Syrian human rights defenders have mobilised information systems in order to document human rights violations and to challenge the legitimacy of the Syrian state. They use a mixture of advanced and low-tech Information Communication Technology (ICT), both empowering and exposing them to harm. Within this schema new ICT tools and changing local and regional contexts have come to influence the methods of challenging the Syrian state.
Syrians use information systems in different ways to challenge the state. They document violations, turning narratives and observations into lists, graphs, and reports documenting abuses of power as they happen. They include systems of transforming different forms of information into a document for use as evidence in a legal court. Daniel Headrick’s idea of information systems is useful in this context because it is more holistic than thinking only of specific ICTs. Information systems are conventionally used to gather; classify; transform; store/retrieve; and to communicate information. Systems–like newspapers and websites–can have multiple overlapping functions in this way.. For these reasons they have been closely tied to power and accordingly surveilled. The state has in turn adapted the contours of its repressive architecture to target these kinds of threats to its legitimacy and power.

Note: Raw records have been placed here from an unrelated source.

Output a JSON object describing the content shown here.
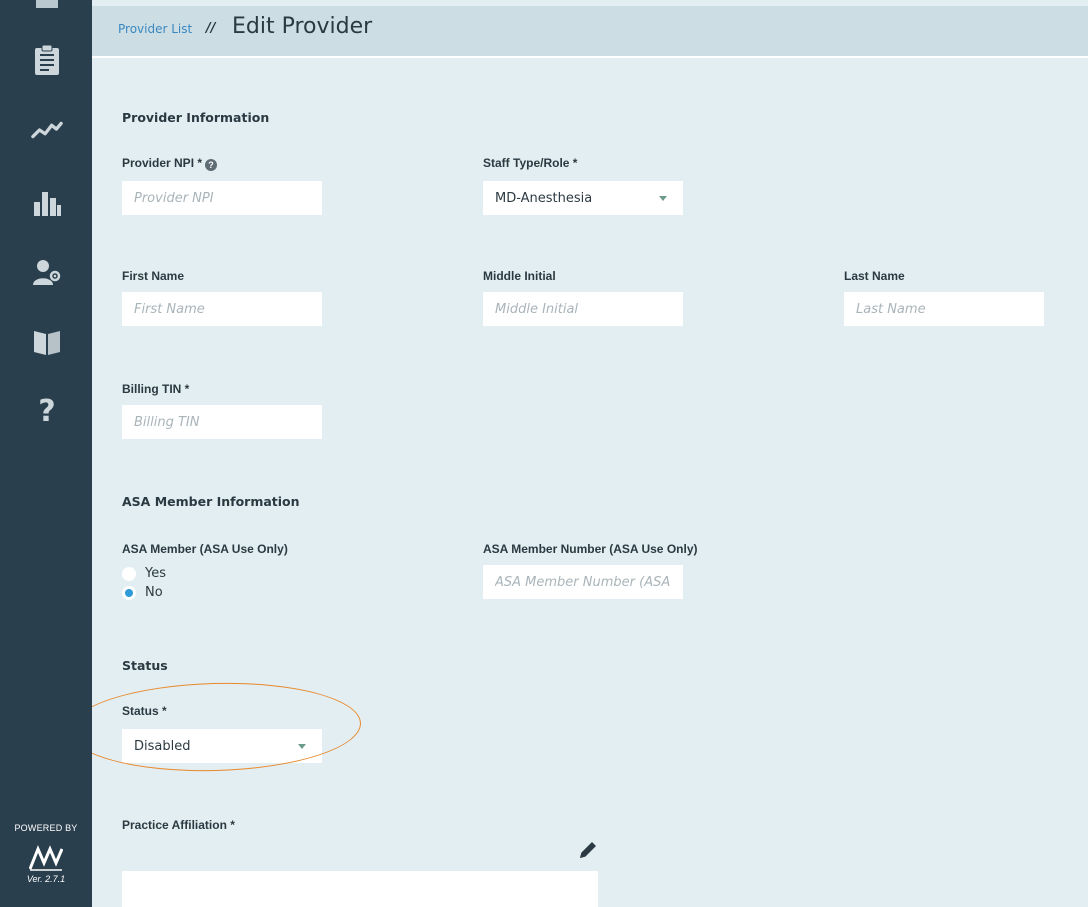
{
  "sidebar": {
    "items": [
      {
        "name": "clipboard-icon"
      },
      {
        "name": "trend-line-icon"
      },
      {
        "name": "bar-chart-icon"
      },
      {
        "name": "user-settings-icon"
      },
      {
        "name": "book-icon"
      },
      {
        "name": "help-icon"
      }
    ],
    "powered_by": "POWERED BY",
    "version": "Ver. 2.7.1"
  },
  "header": {
    "breadcrumb_link": "Provider List",
    "separator": "//",
    "title": "Edit Provider"
  },
  "provider_information": {
    "section_title": "Provider Information",
    "npi_label": "Provider NPI *",
    "npi_placeholder": "Provider NPI",
    "npi_help": "?",
    "staff_type_label": "Staff Type/Role *",
    "staff_type_value": "MD-Anesthesia",
    "first_name_label": "First Name",
    "first_name_placeholder": "First Name",
    "middle_initial_label": "Middle Initial",
    "middle_initial_placeholder": "Middle Initial",
    "last_name_label": "Last Name",
    "last_name_placeholder": "Last Name",
    "billing_tin_label": "Billing TIN *",
    "billing_tin_placeholder": "Billing TIN"
  },
  "asa_member_information": {
    "section_title": "ASA Member Information",
    "member_label": "ASA Member (ASA Use Only)",
    "options": [
      {
        "label": "Yes",
        "checked": false
      },
      {
        "label": "No",
        "checked": true
      }
    ],
    "member_number_label": "ASA Member Number (ASA Use Only)",
    "member_number_placeholder": "ASA Member Number (ASA"
  },
  "status_section": {
    "section_title": "Status",
    "status_label": "Status *",
    "status_value": "Disabled"
  },
  "practice_affiliation": {
    "label": "Practice Affiliation *"
  },
  "colors": {
    "sidebar": "#2a3f4d",
    "content_bg": "#e2eef1",
    "header_bg": "#ccdee4",
    "link": "#3a87c0",
    "radio_selected": "#2f9bd8",
    "highlight": "#e8892e"
  }
}
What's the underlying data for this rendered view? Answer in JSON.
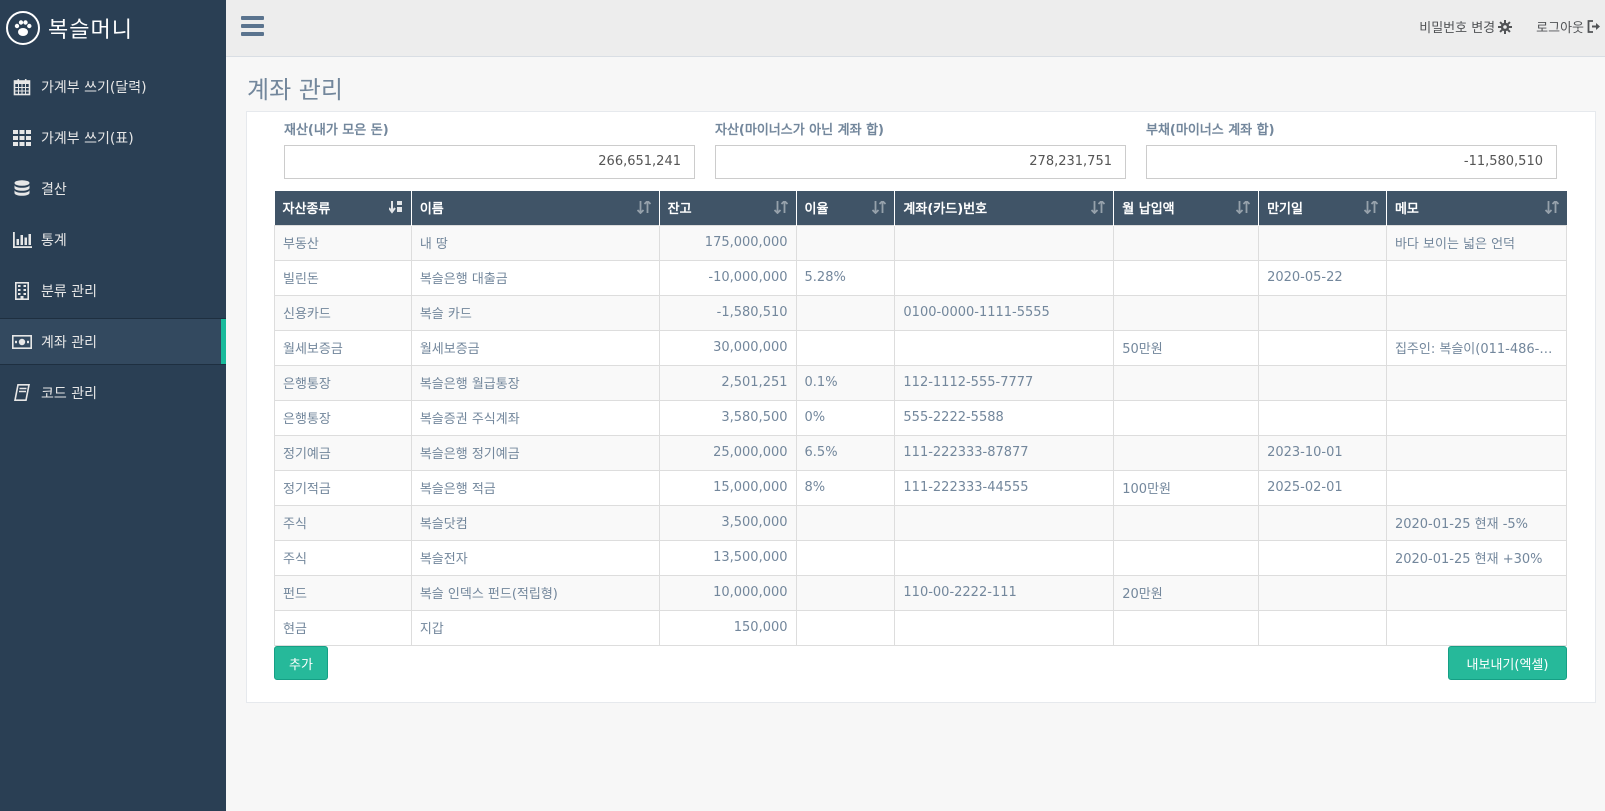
{
  "app": {
    "title": "복슬머니"
  },
  "sidebar": {
    "items": [
      {
        "label": "가계부 쓰기(달력)",
        "icon": "calendar-icon"
      },
      {
        "label": "가계부 쓰기(표)",
        "icon": "table-icon"
      },
      {
        "label": "결산",
        "icon": "database-icon"
      },
      {
        "label": "통계",
        "icon": "bar-chart-icon"
      },
      {
        "label": "분류 관리",
        "icon": "building-icon"
      },
      {
        "label": "계좌 관리",
        "icon": "money-icon",
        "active": true
      },
      {
        "label": "코드 관리",
        "icon": "book-icon"
      }
    ]
  },
  "topbar": {
    "change_password": "비밀번호 변경",
    "logout": "로그아웃"
  },
  "page": {
    "title": "계좌 관리"
  },
  "summary": [
    {
      "label": "재산(내가 모은 돈)",
      "value": "266,651,241"
    },
    {
      "label": "자산(마이너스가 아닌 계좌 합)",
      "value": "278,231,751"
    },
    {
      "label": "부채(마이너스 계좌 합)",
      "value": "-11,580,510"
    }
  ],
  "table": {
    "headers": [
      "자산종류",
      "이름",
      "잔고",
      "이율",
      "계좌(카드)번호",
      "월 납입액",
      "만기일",
      "메모"
    ],
    "rows": [
      [
        "부동산",
        "내 땅",
        "175,000,000",
        "",
        "",
        "",
        "",
        "바다 보이는 넓은 언덕"
      ],
      [
        "빌린돈",
        "복슬은행 대출금",
        "-10,000,000",
        "5.28%",
        "",
        "",
        "2020-05-22",
        ""
      ],
      [
        "신용카드",
        "복슬 카드",
        "-1,580,510",
        "",
        "0100-0000-1111-5555",
        "",
        "",
        ""
      ],
      [
        "월세보증금",
        "월세보증금",
        "30,000,000",
        "",
        "",
        "50만원",
        "",
        "집주인: 복슬이(011-486-0..."
      ],
      [
        "은행통장",
        "복슬은행 월급통장",
        "2,501,251",
        "0.1%",
        "112-1112-555-7777",
        "",
        "",
        ""
      ],
      [
        "은행통장",
        "복슬증권 주식계좌",
        "3,580,500",
        "0%",
        "555-2222-5588",
        "",
        "",
        ""
      ],
      [
        "정기예금",
        "복슬은행 정기예금",
        "25,000,000",
        "6.5%",
        "111-222333-87877",
        "",
        "2023-10-01",
        ""
      ],
      [
        "정기적금",
        "복슬은행 적금",
        "15,000,000",
        "8%",
        "111-222333-44555",
        "100만원",
        "2025-02-01",
        ""
      ],
      [
        "주식",
        "복슬닷컴",
        "3,500,000",
        "",
        "",
        "",
        "",
        "2020-01-25 현재 -5%"
      ],
      [
        "주식",
        "복슬전자",
        "13,500,000",
        "",
        "",
        "",
        "",
        "2020-01-25 현재 +30%"
      ],
      [
        "펀드",
        "복슬 인덱스 펀드(적립형)",
        "10,000,000",
        "",
        "110-00-2222-111",
        "20만원",
        "",
        ""
      ],
      [
        "현금",
        "지갑",
        "150,000",
        "",
        "",
        "",
        "",
        ""
      ]
    ]
  },
  "buttons": {
    "add": "추가",
    "export": "내보내기(엑셀)"
  },
  "colors": {
    "sidebar": "#2a3f54",
    "accent": "#1abb9c",
    "table_header": "#405467",
    "button": "#26b99a"
  }
}
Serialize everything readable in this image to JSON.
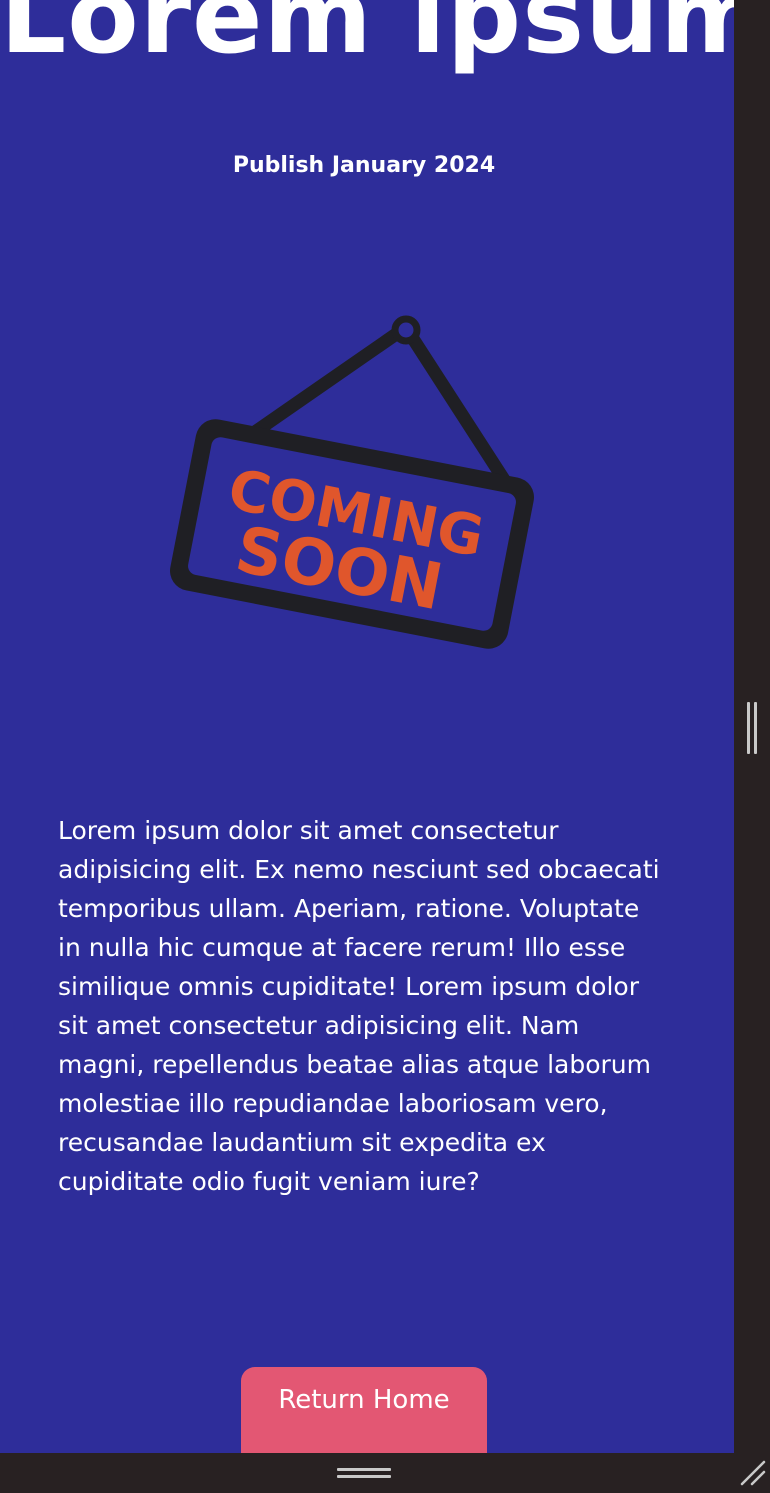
{
  "page": {
    "title": "Lorem ipsum",
    "publish_date": "Publish January 2024"
  },
  "sign": {
    "line1": "COMING",
    "line2": "SOON"
  },
  "content": {
    "paragraph": "Lorem ipsum dolor sit amet consectetur adipisicing elit. Ex nemo nesciunt sed obcaecati temporibus ullam. Aperiam, ratione. Voluptate in nulla hic cumque at facere rerum! Illo esse similique omnis cupiditate! Lorem ipsum dolor sit amet consectetur adipisicing elit. Nam magni, repellendus beatae alias atque laborum molestiae illo repudiandae laboriosam vero, recusandae laudantium sit expedita ex cupiditate odio fugit veniam iure?"
  },
  "actions": {
    "return_home_label": "Return Home"
  },
  "colors": {
    "background": "#2e2d9a",
    "text": "#ffffff",
    "button": "#e35773",
    "sign_frame": "#1f1f24",
    "sign_text": "#e0562c",
    "window_chrome": "#282122"
  },
  "icons": {
    "vertical_scroll": "vertical-scroll-grip-icon",
    "horizontal_scroll": "horizontal-scroll-grip-icon",
    "resize": "resize-grip-icon"
  }
}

In the early days of the protest movement, Syrian authorities tried to supress and discredit information related to peaceful demonstrations taking place across the country, fearing that the protests would spread and topple the political order. Syrian authorities have attempted to restrict this information from reaching the international community by also relying on different technologies–some digital and ‘high-tech’ as used by the Syrian Electronic Army, and some crude and ‘low-tech’, such as physical torture of activists to punish them and to extract information.